Le rapt de 276 lycéennes – dont 223 sont toujours captives – mi-avril à Chibok (nord-est du Nigeria), avait créé une immense émotion et entraîné une mobilisation internationale pour les retrouver.

Le président nigérian Goodluck Jonathan, critiqué pour son manque de réactivité dans cette affaire, avait exclu récemment tout échange de prisonniers -lycéennes contre islamistes détenus dans les prisons de l’État- avec Boko Haram, une possibilité évoquée par le chef du groupe, Abubakar Shekau.

Le gouvernement nigérian et l’armée, qui ont également été vivement critiqués sur ce dossier, ont finalement accepté l’aide occidentale pour participer aux efforts de recherches des jeunes filles.

Les États-Unis, le Royaume-Uni, la France et dernièrement Israël ont envoyé des experts pour aider le Nigeria. La Chine, dont dix ressortissants ont été enlevés, probablement par Boko Haram, dans une région frontalière du Cameroun, a aussi proposé son aide.

Le chef d’état-major des forces armées nigérianes a fait ces déclarations après s’être adressé à des manifestants qui ont organisé lundi une marche jusqu’au QG de la Défense à  Abuja, dernière d’une série de manifestations quotidiennes destinées à maintenir la pression sur le gouvernement.

«Nous allons ramener les filles»

En refusant de dévoiler des détails sur la localisation des jeunes filles enlevées, Alex Badeh a qualifié l’opération «de secret militaire». «Nous travaillons. Nous allons ramener les (jeunes) filles», a-t-il dit.

S’adressant aux manifestants, il a déclaré que les militaires avaient été confrontés au dilemme d’envoyer des troupes pour libérer les jeunes filles mais redoutaient de faire des victimes.
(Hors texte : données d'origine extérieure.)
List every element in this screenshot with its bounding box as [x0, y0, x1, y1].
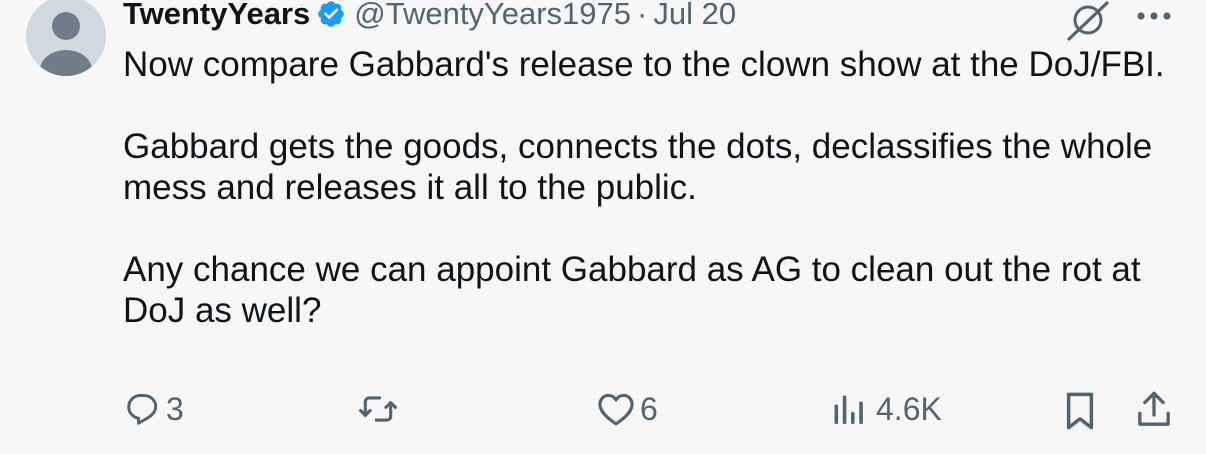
reply-count: 3: [166, 390, 184, 427]
header-separator: ·: [637, 0, 648, 31]
tweet-header: TwentyYears @TwentyYears1975 · Jul 20: [123, 0, 736, 34]
views-count: 4.6K: [876, 390, 942, 427]
like-button[interactable]: 6: [596, 390, 658, 428]
more-horizontal-icon[interactable]: [1136, 8, 1172, 24]
heart-icon: [596, 390, 636, 428]
verified-badge-icon[interactable]: [316, 0, 346, 29]
author-handle[interactable]: @TwentyYears1975: [354, 0, 631, 32]
tweet-text: Now compare Gabbard's release to the clo…: [123, 44, 1193, 331]
default-avatar-icon[interactable]: [26, 0, 106, 76]
tweet-date[interactable]: Jul 20: [653, 0, 736, 32]
reply-button[interactable]: 3: [124, 390, 184, 428]
tweet-actions: 3 6 4.6K: [0, 390, 1206, 440]
tweet-paragraph: Gabbard gets the goods, connects the dot…: [123, 127, 1153, 207]
grok-icon[interactable]: [1065, 0, 1111, 42]
share-icon: [1134, 388, 1174, 432]
views-chart-icon: [830, 390, 866, 428]
tweet-paragraph: Any chance we can appoint Gabbard as AG …: [123, 250, 1141, 330]
repost-icon: [356, 390, 400, 428]
bookmark-button[interactable]: [1062, 390, 1098, 432]
reply-icon: [124, 390, 162, 428]
tweet[interactable]: TwentyYears @TwentyYears1975 · Jul 20 No…: [0, 0, 1206, 454]
author-display-name[interactable]: TwentyYears: [123, 0, 310, 32]
views-button[interactable]: 4.6K: [830, 390, 942, 428]
repost-button[interactable]: [356, 390, 404, 428]
share-button[interactable]: [1134, 388, 1174, 432]
tweet-paragraph: Now compare Gabbard's release to the clo…: [123, 45, 1165, 84]
like-count: 6: [640, 390, 658, 427]
bookmark-icon: [1062, 390, 1098, 432]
«Personne ne doit venir nous dire que l’armée nigériane ne sait pas ce qu’elle fait. Nous savons ce que nous faisons. Nous ne pouvons pas nous lancer comme ça», et prendre le risque «de tuer nos filles alors que nous souhaitons les libérer», a-t-il dit devant la foule.

«Nous travaillons. Le président (Goodluck Jonathan) se tient fermement derrière nous. Le président nous a donné le pouvoir de faire le travail», a-t-il encore déclaré.

Le Nigeria et ses voisins ont adopté le 17 mai à Paris, avec le soutien des Occidentaux, un plan de«guerre» contre Boko Haram, qualifié de «secte terroriste» et de «menace majeure» pour la région.

Le Conseil de sécurité de l’ONU a placé Boko Haram sur la liste noire des organisations terroristes soumises à des sanctions en raison de leurs liens avec Al-Qaïda. Les sanctions consistaient en des gels d’avoirs, un embargo sur les armes et des interdictions de voyager.